> On Fri, 5 Mar 2004, Roozbeh Pournader wrote:
> 
>> Honestly, license agreements are not applicable in Iran (and many other
>> countries). License Agreements may be important if you live in US and
>> some other countries, but don't have a case in Iran. In Iran, you only
>> have the copyright law.
> 
> And of course the contract law.  To be precise, the Islamic
> contract law ;).  Perhaps we should raise some funds to pay a
> lawyer to resolve this issue...
> 
> behdad
> 
>> roozbeh

This has been an interesting thread.  I have a story that relates to
this.  My youngest sister is turning into an accomplished painter.

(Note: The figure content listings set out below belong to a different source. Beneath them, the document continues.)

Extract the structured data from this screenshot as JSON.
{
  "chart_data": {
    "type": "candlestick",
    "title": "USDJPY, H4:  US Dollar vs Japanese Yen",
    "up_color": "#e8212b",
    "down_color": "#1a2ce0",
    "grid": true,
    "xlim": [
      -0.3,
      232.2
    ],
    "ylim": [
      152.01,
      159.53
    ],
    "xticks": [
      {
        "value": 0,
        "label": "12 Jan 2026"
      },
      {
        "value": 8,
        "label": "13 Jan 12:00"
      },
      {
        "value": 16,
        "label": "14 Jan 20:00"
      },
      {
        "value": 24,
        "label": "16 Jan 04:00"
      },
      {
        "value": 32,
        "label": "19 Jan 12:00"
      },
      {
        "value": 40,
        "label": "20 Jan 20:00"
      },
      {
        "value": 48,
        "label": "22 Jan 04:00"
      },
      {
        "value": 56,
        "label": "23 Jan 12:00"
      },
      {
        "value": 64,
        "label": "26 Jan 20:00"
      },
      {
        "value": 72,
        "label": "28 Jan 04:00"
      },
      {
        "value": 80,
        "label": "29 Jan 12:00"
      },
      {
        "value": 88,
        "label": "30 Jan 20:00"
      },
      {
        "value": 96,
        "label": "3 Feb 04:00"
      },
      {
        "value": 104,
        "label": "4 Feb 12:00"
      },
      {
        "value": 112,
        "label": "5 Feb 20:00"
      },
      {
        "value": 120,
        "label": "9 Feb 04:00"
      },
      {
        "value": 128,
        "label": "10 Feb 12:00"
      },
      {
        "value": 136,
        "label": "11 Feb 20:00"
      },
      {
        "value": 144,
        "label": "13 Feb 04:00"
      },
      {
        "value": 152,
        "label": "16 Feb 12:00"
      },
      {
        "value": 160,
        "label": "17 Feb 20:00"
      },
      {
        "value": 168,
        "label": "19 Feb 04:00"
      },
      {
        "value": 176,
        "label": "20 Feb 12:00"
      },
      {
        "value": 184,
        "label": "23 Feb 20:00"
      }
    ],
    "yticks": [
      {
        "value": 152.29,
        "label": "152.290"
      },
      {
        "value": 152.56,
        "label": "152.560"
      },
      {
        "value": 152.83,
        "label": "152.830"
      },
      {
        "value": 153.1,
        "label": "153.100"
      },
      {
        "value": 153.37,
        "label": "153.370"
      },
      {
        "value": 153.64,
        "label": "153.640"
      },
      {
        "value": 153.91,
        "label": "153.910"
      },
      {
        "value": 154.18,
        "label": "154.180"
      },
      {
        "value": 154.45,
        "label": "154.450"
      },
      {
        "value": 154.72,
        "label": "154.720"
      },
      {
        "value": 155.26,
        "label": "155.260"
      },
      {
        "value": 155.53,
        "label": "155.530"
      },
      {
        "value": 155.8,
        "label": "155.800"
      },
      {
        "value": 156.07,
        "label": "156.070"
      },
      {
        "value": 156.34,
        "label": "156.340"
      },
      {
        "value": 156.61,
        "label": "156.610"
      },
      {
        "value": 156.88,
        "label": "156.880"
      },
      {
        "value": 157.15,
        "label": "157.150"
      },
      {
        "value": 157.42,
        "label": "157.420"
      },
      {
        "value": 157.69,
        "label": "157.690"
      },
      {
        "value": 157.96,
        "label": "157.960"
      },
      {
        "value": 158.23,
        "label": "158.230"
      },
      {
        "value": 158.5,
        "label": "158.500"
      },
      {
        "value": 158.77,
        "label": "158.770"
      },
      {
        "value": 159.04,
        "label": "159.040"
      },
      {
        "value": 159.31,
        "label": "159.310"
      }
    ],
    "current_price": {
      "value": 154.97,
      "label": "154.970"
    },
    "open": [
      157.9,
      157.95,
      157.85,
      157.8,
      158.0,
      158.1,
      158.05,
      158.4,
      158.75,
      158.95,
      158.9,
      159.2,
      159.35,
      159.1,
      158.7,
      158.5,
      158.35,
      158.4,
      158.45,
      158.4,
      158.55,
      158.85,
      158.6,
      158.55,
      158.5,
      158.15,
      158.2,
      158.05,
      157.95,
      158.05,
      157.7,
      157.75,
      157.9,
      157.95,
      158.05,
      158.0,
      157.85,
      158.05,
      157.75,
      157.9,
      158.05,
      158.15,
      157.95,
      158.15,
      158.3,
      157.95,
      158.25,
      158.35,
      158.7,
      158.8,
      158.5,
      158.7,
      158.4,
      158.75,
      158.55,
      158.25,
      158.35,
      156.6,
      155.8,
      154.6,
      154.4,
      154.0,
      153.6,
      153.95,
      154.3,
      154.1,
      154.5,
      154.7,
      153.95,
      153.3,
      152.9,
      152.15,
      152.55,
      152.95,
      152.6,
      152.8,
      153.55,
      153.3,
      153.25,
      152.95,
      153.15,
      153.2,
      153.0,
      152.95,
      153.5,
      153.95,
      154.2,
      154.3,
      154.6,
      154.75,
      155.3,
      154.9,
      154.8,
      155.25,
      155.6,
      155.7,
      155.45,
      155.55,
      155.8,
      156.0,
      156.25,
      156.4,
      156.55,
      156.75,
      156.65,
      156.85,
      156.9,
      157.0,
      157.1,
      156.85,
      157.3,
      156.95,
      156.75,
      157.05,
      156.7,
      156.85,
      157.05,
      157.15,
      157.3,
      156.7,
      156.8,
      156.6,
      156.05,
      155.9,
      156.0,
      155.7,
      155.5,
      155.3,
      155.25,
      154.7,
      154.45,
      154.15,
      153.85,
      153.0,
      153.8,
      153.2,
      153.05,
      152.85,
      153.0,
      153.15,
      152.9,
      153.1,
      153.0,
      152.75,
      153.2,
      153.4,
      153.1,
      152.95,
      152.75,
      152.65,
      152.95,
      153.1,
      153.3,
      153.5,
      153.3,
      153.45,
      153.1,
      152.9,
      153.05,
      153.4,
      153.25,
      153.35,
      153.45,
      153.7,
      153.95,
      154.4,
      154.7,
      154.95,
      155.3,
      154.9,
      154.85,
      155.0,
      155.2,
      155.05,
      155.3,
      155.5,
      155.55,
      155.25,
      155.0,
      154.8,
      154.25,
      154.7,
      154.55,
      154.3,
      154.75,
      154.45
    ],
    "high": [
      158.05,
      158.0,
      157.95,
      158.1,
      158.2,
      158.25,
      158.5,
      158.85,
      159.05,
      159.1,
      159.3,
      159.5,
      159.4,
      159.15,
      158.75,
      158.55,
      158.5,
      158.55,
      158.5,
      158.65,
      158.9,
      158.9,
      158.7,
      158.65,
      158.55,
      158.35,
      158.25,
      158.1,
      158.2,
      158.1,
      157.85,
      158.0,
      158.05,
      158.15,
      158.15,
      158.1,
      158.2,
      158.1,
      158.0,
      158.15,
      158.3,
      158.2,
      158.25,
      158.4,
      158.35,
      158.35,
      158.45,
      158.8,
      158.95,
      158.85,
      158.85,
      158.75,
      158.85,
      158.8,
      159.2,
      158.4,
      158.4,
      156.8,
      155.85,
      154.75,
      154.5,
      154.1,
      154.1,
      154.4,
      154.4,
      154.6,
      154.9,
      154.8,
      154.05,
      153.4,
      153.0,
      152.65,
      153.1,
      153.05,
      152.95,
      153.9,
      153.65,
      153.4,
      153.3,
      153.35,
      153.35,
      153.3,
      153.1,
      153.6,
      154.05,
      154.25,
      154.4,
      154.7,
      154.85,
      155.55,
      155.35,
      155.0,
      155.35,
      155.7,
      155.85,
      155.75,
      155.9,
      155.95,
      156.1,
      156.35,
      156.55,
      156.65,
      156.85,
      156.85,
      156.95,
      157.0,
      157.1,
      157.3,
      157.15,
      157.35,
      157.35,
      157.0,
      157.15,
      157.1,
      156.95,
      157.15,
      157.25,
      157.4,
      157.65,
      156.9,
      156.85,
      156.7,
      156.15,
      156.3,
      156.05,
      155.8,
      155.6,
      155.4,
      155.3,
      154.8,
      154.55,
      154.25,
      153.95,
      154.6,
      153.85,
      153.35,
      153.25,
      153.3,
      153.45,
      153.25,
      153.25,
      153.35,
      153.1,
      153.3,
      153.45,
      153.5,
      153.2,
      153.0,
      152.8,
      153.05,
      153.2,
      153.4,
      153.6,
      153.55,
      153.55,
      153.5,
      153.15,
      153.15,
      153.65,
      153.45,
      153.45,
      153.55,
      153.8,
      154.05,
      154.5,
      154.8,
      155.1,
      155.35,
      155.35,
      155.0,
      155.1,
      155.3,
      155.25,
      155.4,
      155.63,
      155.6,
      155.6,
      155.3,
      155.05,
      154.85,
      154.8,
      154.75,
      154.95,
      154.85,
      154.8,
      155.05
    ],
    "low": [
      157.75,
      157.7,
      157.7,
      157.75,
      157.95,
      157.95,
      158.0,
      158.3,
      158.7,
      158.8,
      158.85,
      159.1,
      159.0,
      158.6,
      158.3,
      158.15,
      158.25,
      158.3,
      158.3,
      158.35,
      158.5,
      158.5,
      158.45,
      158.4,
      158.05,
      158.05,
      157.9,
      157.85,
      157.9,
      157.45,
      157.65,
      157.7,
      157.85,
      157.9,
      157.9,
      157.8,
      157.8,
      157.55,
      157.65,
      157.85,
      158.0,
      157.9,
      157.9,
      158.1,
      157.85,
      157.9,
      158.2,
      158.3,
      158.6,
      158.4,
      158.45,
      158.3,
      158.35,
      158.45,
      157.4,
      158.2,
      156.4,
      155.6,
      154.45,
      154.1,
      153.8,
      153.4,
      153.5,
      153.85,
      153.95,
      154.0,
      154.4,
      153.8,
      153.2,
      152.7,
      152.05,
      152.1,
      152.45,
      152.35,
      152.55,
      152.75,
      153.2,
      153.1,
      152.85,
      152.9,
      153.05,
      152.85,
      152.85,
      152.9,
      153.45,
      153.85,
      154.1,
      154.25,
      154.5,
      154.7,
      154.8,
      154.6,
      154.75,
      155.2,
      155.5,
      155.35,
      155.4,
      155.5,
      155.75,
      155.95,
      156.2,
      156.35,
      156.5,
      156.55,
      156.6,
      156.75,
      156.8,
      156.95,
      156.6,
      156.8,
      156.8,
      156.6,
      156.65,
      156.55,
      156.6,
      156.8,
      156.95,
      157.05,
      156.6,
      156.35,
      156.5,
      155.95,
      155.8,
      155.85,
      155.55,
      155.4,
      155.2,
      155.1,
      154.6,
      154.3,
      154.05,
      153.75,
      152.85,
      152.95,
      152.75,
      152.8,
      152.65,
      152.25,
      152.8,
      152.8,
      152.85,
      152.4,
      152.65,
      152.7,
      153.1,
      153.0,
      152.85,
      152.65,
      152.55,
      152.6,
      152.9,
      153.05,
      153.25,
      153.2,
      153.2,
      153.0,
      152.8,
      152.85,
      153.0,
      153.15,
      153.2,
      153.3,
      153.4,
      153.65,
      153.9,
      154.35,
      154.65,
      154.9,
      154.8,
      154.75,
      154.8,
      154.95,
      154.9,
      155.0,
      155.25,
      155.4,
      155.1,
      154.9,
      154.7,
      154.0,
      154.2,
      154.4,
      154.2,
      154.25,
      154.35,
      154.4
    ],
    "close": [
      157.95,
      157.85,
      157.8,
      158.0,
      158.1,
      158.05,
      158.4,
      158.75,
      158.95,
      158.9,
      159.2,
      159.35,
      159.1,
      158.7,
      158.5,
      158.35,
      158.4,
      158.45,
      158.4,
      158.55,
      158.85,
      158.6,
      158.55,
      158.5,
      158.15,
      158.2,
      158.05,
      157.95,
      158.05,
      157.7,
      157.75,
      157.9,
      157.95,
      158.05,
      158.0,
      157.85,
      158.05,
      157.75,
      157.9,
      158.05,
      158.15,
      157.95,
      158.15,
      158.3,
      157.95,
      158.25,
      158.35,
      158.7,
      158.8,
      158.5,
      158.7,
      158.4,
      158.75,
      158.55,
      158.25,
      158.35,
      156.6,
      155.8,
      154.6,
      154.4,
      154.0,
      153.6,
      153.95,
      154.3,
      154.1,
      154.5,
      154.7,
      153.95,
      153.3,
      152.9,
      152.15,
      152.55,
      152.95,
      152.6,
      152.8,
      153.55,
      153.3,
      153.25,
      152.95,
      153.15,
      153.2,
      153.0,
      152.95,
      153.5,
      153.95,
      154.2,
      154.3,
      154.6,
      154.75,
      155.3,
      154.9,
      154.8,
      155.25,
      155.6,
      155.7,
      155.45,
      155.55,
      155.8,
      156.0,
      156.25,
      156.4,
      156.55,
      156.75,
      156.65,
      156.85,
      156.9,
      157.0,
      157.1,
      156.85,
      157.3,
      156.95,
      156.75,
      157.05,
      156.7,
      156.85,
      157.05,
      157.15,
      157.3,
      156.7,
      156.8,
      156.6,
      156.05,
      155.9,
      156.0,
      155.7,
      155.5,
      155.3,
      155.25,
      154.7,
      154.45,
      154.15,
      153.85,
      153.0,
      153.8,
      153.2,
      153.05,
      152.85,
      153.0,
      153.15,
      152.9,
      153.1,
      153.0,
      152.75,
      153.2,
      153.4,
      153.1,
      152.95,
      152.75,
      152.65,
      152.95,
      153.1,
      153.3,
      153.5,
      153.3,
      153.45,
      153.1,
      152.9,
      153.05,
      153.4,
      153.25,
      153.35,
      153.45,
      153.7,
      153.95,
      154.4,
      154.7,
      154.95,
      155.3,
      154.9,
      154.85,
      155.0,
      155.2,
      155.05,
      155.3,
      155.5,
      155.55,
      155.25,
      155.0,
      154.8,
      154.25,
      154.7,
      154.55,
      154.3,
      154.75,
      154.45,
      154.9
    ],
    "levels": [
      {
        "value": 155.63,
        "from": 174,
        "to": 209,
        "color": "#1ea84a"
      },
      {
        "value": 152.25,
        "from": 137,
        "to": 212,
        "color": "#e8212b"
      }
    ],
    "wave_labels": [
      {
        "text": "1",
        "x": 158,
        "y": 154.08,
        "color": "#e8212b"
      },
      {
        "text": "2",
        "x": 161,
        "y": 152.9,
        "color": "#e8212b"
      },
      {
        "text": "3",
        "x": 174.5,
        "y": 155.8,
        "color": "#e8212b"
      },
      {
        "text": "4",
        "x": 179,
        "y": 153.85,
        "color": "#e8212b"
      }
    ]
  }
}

On a recent visit to Iran, I brought back some of her works.  I asked
her to sign them.  She signed the back of the frame, rather than -- as
she put it -- deface the painting with her signature.  She felt that
she was only the conduit for the creativity and not the source and so
couldn't take credit for the work.  Her thinking is probably
influenced partly by modesty and partly by religion.

I don't know anything about the laws in Iran, but I would imagine that
this attitude probably permeates throughout the Intellectual Property
law.  Obviously this isn't good for the traditional software business
model (licensing binaries, and hiding the code), but I am not sure
that the Open Source business model wouldn't also be hurt by it.